Frina married Kenwyn Boldt, who was also a pianist, and worked at the State University of New York at Buffalo.

===Revealing her story===
In 1978 Dawson's son Greg was writing a column about Holocaust, a television miniseries, and asked his mother what it was like living during the time of the war. Dawson, who was a columnist for the Orlando Sentinel paper at the time, (currently writing for Winter Park Magazine) wrote his first book, Hiding in the Spotlight: A Musical Prodigy's Story of Survival, 1941-1946, about his mother's story. A subsequent book, Judgment Before Nuremberg; The Holocaust in Ukraine and the First Nazi War Crimes Trial, has extensive material about the dawn of the Holocaust as well as describing Zhanna's family's journey of discovery. The most recent book, Alias Anna: A True Story of Outwitting the Nazis by Susan Hood with Greg Dawson is narrated by Zhanna's granddaughter Aimée Dawson.

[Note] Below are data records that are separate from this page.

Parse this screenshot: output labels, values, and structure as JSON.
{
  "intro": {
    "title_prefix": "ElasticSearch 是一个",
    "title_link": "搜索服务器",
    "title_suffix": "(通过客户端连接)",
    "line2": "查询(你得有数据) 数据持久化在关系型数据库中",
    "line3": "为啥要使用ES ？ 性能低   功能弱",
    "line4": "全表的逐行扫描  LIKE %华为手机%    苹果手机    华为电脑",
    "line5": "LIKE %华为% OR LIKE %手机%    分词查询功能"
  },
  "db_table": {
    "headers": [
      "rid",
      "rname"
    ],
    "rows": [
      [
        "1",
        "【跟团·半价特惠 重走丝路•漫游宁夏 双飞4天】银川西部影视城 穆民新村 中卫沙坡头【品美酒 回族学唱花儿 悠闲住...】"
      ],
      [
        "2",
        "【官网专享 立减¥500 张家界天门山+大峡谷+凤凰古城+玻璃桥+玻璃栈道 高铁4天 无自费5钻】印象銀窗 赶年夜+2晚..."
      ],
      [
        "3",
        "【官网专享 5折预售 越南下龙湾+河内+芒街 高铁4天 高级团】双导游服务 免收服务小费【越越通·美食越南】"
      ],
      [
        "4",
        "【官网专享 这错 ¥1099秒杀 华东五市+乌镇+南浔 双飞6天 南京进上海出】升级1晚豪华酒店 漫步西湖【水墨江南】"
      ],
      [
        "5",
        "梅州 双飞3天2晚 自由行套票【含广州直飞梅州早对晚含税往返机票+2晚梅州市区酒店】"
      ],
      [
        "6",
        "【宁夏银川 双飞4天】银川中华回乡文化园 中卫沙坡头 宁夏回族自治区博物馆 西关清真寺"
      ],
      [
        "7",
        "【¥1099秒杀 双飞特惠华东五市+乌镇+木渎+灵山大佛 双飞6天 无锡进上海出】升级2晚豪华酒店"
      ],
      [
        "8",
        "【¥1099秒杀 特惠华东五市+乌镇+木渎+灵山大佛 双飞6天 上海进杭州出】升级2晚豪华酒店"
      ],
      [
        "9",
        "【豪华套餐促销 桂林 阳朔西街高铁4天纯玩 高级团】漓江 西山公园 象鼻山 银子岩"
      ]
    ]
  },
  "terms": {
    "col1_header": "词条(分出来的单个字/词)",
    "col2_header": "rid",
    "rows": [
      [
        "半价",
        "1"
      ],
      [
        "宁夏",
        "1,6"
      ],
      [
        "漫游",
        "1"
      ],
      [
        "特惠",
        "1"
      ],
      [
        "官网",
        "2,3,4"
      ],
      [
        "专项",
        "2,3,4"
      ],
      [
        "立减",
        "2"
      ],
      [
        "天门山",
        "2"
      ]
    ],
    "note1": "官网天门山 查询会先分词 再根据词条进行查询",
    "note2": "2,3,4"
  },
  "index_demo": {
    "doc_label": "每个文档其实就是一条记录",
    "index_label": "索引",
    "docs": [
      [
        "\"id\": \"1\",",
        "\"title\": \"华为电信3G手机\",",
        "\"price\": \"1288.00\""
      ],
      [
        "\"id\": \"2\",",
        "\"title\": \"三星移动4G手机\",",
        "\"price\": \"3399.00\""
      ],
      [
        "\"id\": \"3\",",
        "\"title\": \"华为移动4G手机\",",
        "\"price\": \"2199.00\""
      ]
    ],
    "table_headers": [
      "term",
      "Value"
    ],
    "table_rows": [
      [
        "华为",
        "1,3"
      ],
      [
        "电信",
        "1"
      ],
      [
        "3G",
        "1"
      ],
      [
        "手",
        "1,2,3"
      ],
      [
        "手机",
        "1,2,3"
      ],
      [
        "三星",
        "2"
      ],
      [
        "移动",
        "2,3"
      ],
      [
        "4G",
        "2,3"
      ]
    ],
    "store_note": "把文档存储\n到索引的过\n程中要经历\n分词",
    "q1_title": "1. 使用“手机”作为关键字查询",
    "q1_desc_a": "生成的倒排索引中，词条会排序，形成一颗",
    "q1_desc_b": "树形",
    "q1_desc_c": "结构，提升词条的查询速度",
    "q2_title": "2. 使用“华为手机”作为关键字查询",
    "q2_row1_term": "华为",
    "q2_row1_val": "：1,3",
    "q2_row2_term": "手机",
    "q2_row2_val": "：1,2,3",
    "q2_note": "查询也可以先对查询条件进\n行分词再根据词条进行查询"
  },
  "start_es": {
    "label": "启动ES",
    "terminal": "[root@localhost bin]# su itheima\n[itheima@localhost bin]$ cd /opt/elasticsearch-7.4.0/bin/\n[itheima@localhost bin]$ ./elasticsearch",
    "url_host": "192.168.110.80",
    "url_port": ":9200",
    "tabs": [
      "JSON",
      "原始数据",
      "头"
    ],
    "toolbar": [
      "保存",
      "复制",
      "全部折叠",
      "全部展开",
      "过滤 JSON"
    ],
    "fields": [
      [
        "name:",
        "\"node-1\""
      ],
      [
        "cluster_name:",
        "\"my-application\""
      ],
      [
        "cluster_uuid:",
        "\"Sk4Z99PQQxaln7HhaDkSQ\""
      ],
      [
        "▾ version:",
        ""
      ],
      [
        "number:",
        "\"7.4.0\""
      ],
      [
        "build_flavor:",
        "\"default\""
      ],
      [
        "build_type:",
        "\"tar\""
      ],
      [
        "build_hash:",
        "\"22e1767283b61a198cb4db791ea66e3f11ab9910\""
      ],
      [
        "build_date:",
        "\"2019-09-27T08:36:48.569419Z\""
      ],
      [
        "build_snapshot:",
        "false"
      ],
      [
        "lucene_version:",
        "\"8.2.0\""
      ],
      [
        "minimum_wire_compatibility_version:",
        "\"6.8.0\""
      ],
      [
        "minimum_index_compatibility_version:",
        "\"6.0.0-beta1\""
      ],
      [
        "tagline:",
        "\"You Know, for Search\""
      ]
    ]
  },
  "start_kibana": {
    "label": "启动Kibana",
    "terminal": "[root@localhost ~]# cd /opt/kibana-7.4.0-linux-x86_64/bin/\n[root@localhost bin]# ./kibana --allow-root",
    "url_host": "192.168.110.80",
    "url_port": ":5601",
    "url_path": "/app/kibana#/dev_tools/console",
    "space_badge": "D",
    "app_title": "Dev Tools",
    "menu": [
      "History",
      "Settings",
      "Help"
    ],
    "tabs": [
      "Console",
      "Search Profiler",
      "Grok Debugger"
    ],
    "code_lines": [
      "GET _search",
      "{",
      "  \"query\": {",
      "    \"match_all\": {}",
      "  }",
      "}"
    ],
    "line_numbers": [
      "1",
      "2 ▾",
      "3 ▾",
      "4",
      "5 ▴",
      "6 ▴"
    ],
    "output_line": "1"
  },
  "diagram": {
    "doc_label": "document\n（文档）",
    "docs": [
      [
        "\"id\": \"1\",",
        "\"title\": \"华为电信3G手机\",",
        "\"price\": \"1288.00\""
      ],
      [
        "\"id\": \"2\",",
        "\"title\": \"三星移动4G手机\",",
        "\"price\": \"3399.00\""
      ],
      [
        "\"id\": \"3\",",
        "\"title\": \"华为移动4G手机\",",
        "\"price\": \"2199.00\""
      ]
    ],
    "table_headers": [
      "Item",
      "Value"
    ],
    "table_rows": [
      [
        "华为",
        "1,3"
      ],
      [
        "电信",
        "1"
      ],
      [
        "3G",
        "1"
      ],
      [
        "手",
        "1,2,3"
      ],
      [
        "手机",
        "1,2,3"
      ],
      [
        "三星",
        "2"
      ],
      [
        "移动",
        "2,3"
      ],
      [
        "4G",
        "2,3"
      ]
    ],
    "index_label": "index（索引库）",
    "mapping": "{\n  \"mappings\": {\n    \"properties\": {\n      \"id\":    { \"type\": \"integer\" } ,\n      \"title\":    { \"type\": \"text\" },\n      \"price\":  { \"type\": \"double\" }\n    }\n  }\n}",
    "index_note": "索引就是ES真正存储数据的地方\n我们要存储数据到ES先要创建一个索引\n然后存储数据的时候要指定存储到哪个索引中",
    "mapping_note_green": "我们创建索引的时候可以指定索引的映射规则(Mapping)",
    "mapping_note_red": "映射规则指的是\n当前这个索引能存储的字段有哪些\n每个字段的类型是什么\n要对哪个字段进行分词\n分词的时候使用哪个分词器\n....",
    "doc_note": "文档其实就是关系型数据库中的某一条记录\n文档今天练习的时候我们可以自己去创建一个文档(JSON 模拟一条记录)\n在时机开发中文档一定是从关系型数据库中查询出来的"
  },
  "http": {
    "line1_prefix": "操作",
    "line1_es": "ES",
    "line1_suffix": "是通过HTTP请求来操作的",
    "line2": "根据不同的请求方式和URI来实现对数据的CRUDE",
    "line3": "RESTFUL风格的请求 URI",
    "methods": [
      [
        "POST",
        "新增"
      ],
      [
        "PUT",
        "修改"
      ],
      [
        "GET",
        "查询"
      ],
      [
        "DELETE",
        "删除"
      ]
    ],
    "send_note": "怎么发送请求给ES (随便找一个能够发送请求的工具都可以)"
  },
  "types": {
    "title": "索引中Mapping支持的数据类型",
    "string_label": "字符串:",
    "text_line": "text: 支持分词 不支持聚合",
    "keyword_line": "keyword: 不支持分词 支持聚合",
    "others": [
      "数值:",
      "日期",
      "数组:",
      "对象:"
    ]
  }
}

In 2006 Greg Dawson and his wife Candy traveled to Ukraine to see the site of the massacre. There they found the names of the entire Arshansky family, including Zhanna and Frina, etched on a memorial wall. It had been assumed that the two sisters had been killed along with the 16,000 other victims, because until then nobody was known to have survived. The Dawsons visited the Bogancha family at the home where Zhanna and Frina were hidden from the Nazis. They have stayed in touch with the descendants and in 2023 helped bring the great-great-grandson of the family to America where he is safe from the Russian invasion of Ukraine. Greg and Candy Dawson are on the board of the non-profit, Ukrainian Mothers and Children Transport Initiative, (UMACTransport.org) which gives pro bono legal aid and finds sponsorships for Ukrainian refugees.

===Death===
Dawson died on January 9, 2023, at the age of 95.